Simon Foster - Nov 14 '19 - - Dev Community

DNS is the backbone of the internet and as such I believe every developer should know something about the basics and not just leave it for the sysadmin to sort.

What is DNS?

DNS or Domain Name System is what translates Domain names to IP addresses and vice versa.

Wait what is an IP address and what are domain names?

You do realise this is a developer blog? An IP address is a unique address on the internet and a domain name is a user friendly label for one or more of these.

An example might be google.com which for me resolves to 216.58.204.14

How it works

When your browser makes a request to google.com it makes a request to your ISPs DNS Servers. This resolves google.com to 216.58.204.14

In more detail your ISPs DNS server will forward the DNS query to another DNS server and will cache the results for a set amount of time. This is the TTL or Time To Live. Next time the ISP DNS Server will be able to reply directly without needing to forward requests.

This forwarding and caching is what makes making a DNS change not instantaneous. The TTL needs to be reached so that no results are still being fetched from the cache of DNS servers across the globe.

DNS Records

Now we know roughly how DNS works let’s look at the most common type of records

A

A (Host) records are the most simple records which translate domain names to IPs

eg www.google.com to 216.58.204.14

CNAME

A CNAME (Canonical Name) record is different to an A record in that it maps a domain name to another domain name when no A record exists.

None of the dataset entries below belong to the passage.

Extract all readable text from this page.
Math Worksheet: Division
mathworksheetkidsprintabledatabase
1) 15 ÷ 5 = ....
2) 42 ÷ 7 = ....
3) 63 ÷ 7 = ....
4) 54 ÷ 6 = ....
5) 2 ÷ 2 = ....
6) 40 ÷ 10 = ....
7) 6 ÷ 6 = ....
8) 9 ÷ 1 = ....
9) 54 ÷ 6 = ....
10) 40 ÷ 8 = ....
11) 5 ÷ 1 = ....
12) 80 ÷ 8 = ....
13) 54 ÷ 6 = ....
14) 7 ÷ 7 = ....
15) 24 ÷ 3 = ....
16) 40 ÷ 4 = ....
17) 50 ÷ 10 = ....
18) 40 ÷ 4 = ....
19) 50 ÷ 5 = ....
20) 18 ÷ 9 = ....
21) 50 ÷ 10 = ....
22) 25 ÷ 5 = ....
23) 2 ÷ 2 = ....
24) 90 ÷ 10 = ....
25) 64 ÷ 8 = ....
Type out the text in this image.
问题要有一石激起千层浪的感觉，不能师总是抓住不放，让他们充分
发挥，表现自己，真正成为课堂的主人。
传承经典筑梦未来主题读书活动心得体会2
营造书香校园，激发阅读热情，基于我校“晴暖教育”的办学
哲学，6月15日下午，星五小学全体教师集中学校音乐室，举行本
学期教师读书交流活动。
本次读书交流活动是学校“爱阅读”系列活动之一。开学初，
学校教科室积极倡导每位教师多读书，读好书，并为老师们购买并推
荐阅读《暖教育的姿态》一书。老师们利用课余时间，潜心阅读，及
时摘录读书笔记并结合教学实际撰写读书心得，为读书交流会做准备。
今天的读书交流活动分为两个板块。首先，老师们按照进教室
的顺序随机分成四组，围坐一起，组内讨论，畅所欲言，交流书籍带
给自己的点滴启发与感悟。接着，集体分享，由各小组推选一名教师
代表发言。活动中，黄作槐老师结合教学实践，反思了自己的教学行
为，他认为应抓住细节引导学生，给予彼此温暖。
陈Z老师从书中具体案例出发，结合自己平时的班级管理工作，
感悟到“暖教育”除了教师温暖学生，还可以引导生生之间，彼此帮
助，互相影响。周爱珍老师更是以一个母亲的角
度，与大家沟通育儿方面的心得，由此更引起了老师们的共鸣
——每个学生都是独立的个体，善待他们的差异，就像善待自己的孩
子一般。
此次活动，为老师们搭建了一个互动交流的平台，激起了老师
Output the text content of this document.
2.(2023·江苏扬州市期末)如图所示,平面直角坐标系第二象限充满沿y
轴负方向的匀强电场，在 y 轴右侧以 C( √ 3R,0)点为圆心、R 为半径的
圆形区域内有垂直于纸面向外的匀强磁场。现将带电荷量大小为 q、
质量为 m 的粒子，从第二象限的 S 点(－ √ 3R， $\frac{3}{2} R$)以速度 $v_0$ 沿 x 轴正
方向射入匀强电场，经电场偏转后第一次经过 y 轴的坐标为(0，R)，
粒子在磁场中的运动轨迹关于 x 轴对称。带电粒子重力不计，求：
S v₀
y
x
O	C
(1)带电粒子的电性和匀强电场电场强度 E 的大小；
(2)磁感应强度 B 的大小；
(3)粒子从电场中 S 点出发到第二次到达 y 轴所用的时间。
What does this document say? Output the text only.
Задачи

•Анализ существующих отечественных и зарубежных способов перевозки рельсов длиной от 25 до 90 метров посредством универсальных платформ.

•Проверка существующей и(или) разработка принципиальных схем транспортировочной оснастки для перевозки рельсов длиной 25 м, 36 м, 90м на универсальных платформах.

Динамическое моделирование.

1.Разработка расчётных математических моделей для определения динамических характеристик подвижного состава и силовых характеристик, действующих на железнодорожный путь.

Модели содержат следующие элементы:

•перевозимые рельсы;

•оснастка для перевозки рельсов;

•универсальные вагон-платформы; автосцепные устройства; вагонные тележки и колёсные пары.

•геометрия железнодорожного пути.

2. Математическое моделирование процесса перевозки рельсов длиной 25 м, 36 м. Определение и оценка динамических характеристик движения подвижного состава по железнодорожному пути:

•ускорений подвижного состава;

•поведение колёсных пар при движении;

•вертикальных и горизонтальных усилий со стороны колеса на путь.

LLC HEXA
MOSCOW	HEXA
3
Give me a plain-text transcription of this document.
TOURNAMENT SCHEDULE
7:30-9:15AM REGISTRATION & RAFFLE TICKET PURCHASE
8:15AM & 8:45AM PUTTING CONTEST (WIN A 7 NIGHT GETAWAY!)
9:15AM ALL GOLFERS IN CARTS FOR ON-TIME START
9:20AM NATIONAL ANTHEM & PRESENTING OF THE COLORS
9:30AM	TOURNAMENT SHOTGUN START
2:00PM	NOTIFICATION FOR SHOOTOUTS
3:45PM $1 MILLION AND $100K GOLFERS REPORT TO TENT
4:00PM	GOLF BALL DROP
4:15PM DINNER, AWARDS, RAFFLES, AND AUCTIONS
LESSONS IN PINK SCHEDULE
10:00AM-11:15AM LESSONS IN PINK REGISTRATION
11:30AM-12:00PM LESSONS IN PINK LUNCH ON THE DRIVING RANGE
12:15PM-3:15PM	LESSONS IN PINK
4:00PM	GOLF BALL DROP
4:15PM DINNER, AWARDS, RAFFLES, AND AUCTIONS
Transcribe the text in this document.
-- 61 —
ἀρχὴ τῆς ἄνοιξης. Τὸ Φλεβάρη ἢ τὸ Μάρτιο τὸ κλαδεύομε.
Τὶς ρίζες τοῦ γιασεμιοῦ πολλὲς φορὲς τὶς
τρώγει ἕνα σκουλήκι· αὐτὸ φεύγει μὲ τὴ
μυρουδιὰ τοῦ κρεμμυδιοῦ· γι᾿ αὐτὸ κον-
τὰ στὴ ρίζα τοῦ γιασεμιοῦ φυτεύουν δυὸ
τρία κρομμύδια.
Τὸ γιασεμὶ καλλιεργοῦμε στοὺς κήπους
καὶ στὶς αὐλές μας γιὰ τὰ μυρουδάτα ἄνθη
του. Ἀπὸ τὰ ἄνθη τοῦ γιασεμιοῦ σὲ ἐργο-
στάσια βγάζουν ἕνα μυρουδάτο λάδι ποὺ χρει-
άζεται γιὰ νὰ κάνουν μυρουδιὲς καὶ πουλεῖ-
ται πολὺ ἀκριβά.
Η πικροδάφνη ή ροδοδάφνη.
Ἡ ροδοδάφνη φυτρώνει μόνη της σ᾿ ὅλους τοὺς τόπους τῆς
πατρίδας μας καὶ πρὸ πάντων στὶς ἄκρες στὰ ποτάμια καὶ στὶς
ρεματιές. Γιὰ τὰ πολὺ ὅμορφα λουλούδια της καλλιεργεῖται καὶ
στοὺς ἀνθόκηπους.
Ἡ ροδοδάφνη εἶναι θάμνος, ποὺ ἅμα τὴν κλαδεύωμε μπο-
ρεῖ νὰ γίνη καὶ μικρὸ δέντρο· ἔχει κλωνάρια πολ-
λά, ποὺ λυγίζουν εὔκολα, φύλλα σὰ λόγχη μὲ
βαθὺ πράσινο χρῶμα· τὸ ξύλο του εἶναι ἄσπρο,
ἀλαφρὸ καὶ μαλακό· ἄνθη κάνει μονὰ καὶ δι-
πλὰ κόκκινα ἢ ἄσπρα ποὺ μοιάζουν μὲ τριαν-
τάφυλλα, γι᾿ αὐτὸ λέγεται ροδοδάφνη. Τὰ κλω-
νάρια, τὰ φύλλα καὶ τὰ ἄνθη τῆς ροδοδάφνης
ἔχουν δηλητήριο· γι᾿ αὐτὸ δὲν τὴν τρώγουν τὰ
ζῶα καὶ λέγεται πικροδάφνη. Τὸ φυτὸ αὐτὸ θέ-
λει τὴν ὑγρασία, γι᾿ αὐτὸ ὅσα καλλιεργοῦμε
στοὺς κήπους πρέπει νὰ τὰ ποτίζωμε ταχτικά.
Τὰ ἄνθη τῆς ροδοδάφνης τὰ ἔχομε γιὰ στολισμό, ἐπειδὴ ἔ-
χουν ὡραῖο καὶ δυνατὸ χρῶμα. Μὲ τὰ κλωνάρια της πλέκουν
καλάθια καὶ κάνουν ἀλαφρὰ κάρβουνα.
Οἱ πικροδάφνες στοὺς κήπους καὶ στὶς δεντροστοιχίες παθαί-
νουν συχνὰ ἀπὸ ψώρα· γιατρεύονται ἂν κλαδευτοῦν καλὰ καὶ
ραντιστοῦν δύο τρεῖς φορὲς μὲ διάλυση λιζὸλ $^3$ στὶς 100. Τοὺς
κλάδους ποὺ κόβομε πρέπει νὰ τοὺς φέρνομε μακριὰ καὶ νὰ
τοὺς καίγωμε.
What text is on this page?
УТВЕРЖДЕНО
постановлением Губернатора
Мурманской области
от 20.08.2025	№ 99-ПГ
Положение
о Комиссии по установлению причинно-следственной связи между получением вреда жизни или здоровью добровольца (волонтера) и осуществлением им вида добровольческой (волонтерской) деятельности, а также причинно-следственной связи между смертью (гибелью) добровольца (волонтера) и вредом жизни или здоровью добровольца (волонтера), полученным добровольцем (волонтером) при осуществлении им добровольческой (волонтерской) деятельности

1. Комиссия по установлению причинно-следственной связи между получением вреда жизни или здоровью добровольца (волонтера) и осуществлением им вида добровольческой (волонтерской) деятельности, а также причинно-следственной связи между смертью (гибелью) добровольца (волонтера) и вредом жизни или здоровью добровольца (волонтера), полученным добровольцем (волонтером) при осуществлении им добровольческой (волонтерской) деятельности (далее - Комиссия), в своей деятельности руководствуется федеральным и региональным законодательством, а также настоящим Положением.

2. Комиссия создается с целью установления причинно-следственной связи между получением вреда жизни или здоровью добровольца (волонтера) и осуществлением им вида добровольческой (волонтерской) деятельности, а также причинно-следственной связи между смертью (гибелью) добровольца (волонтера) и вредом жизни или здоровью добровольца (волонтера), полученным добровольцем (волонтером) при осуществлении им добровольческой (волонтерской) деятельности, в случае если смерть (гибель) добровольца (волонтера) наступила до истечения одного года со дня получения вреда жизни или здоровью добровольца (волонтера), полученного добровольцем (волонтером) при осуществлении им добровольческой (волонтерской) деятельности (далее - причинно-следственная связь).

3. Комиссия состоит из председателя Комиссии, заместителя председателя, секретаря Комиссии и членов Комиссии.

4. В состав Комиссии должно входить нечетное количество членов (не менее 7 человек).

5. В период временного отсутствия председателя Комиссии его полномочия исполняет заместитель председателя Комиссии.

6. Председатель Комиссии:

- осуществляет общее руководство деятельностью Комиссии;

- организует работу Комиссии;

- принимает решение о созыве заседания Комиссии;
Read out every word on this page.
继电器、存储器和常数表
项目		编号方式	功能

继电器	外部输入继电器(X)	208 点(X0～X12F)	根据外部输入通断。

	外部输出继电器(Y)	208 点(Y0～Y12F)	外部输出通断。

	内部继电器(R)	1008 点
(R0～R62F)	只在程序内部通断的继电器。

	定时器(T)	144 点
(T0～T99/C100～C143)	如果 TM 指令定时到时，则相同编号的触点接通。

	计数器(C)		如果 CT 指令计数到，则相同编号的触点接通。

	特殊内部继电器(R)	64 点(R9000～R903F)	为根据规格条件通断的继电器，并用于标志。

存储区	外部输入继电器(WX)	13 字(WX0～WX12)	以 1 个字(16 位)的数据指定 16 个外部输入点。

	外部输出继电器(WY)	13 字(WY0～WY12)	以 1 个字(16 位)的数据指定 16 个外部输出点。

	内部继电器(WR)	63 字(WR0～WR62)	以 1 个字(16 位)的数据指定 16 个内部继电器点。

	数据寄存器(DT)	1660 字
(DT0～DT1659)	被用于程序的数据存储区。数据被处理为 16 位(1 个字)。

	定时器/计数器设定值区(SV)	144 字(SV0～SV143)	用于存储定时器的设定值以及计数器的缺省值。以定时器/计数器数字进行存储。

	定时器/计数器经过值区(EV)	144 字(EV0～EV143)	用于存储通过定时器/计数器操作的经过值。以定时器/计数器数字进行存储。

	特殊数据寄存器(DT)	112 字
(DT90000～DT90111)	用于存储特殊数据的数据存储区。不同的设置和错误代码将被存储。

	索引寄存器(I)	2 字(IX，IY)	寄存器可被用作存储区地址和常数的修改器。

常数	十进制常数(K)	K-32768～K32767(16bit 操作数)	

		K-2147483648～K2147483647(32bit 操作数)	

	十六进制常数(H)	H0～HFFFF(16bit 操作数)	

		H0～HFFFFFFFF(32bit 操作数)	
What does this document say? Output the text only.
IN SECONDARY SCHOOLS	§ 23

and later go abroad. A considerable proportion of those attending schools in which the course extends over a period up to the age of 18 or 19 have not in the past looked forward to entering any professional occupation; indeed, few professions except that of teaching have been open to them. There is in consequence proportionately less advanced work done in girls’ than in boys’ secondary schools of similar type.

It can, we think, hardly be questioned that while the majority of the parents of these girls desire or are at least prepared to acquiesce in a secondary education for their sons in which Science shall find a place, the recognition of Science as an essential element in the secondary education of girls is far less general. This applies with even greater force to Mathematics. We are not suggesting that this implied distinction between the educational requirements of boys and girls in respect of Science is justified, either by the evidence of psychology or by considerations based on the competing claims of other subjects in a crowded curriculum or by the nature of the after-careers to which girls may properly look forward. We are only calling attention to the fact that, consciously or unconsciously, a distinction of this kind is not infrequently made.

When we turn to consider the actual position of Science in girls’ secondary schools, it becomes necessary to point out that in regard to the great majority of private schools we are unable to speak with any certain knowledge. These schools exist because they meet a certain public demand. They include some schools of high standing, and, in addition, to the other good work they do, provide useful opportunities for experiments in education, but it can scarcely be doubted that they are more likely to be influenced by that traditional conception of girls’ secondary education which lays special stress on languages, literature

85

eg www.google.com to somethingelse.google.com

Typically Azure makes use of CNAMEs for many of its services especially adding a custom domain name

MX

MX stands for Mail Exchange and is used for configuring email

Name Server

Every domain has a number of Name Servers which tells you what servers control the DNS settings for that domain. If you change your Name Servers then the new Name servers will be where you can change your DNS settings.

If you want to use a service like DNSimple instead of 123reg or where ever you registered your domain then all you need to do is change your Name servers.

AAAA

Like A record but for ipv6

What next?

Want to put some different DNS records into practise? Buy a domain name and publish some content to it. Check out my previous post about programmatically adding records. Want an SSL certificate? Get a wildcard one and then you can apply it to any subdomain you add to your domain.

If you have a new website you want to publish consider which of the following is better:

https://www.example.com/newsite

https://newsite.example.com

I much prefer the second option, it looks cleaner, there is no potential conflict with the parent site, no subfolder issues between production and development.